İdarenin eylem ve işlemlerinin hukuka uygunluğunun yargısal denetim yoluyla sağlanmasında en etkin araçlardan biri iptal davaları olduğundan, iptal davalarında “menfaat ihlali” olarak tanımlanan sübjektif ehliyet koşulunun sübjektif hak ihlallerinin giderilmesiyle birlikte idari işlemlerin hukuka uygunluğunun denetlenebilmesi kapsamında belirlenmesi gerektiği açıktır.
Bu bağlamda menfaat ihlali koşulu, davacının idari işlemle meşru, kişisel ve güncel bir menfaat ilgisinin kurulması gereği şeklinde tanımlanmış olup, dava açma ehliyetinin iptal davasına konu olan kararın niteliğine göre idari yargı yerince değerlendirilmesi gerekmektedir.
Çevre, tarihi ve kültürel değerlerin korunması, imar uygulamaları gibi kamu yararını yakından ilgilendiren konularda vatandaş, belde veya semt sakini sıfatıyla dava açılabileceği Danıştay İçtihatlarıyla kabul edilmiştir.
Dava konusu turizm merkezi ilanına ilişkin karar da, kamu yararını yakından ilgilendiren konular kapsamında bulunması nedeniyle, aynı kentte yaşayan davacı tarafından dava konusu edilebileceği, davacıyla kamu yararını yakından ilgilendiren dava konusu karar arasında meşru, kişisel ve güncel menfaat ilgisinin olduğu açıktır.
Nitekim, Danıştay 6. Dairesince de, davacının turizm merkezi ilanına ilişkin karara karşı dava açma ehliyeti kabul edilmiştir.
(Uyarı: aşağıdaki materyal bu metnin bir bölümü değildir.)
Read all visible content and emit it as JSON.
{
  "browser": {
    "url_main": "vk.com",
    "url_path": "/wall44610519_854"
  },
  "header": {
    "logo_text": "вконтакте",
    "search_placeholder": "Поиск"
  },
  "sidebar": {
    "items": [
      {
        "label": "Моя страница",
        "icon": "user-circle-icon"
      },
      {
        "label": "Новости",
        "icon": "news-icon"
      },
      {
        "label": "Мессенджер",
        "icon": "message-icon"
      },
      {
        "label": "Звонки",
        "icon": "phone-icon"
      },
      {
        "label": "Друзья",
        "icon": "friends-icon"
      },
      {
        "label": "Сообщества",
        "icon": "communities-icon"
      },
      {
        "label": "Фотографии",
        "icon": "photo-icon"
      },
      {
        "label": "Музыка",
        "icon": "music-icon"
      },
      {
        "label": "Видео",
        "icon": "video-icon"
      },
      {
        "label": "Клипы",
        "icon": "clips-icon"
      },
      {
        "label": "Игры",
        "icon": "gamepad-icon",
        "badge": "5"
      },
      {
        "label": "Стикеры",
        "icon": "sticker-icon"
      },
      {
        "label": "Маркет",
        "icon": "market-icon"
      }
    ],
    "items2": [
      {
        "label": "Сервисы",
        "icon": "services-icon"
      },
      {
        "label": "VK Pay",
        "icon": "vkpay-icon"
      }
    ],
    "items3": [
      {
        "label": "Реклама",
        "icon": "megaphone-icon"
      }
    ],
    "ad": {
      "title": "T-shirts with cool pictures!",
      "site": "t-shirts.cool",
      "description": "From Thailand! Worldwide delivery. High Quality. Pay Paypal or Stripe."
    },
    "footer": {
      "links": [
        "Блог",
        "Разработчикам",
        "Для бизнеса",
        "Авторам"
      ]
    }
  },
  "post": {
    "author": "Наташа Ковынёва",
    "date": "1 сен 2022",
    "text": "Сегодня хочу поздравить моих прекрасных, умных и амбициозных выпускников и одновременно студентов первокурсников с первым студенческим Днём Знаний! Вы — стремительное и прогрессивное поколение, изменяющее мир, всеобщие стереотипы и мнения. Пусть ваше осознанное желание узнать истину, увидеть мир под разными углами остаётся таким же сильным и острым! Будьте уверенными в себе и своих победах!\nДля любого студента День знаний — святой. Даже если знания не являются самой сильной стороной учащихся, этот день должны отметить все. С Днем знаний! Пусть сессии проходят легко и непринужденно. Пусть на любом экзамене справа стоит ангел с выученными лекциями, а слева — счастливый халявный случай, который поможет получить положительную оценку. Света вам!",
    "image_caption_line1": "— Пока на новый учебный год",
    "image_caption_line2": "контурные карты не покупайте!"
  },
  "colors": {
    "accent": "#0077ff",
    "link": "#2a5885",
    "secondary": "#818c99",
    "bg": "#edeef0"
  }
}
Düzenleyici işlem niteliğindeki bu işleme karşı dava açma ehliyeti bulunan bir kişinin, uygulama işlemini dava edemeyeceği düşünülemeyeceğinden, Dairece inşaat ruhsatının turizm merkezi ilanı işleminden bağımsız bir işlem olarak kabul edilmek suretiyle davacının bu işleme karşı dava açma ehliyetinin bulunmadığı sonucuna varılmasında isabet görülmemektedir.
Davanın yasal süresi içerisinde açılıp açılmadığı hususunun da yukarıdaki açıklamalar çerçevesinde değerlendirilmesi ve 2577 sayılı Yasanın yukarıda anılan 7. maddesinin 4. fıkrası hükmü uyarınca, dava konusu düzenleyici işleme karşı, uygulama işlemi niteliğindeki inşaat ruhsatına ilişkin olarak yasal süresi içerisinde davanın açılıp açılmadığının belirlenmesi gerekecektir.
Danıştay 6. Daire içtihatları ile de kabul edildiği üzere, düzenleyici işlemin uygulanması üzerine her iki işlemin de iptali istemiyle vatandaş sıfatıyla dava açılması halinde, uygulama işleminin (olayda inşaat ruhsatı) başka şekilde öğrenildiğinin kanıtlanamaması durumunda bu işleme ıttıla tarihinden itibaren yasal süresi içerisinde açılan davaların süresinde olduğu kabul edilmektedir.
Olayda da, davacı tarafından uyuşmazlığa konu taşınmaza ilişkin inşaat ruhsatından haberdar olunduğu tarihten itibaren yasal süresi içerisinde dava açılmış olması nedeniyle, işin esasının incelenmesi gerekirken, turizm merkezi ilanına ilişkin olarak davanın süre aşımı nedeniyle reddine karar verilmesinde isabet bulunmamaktadır.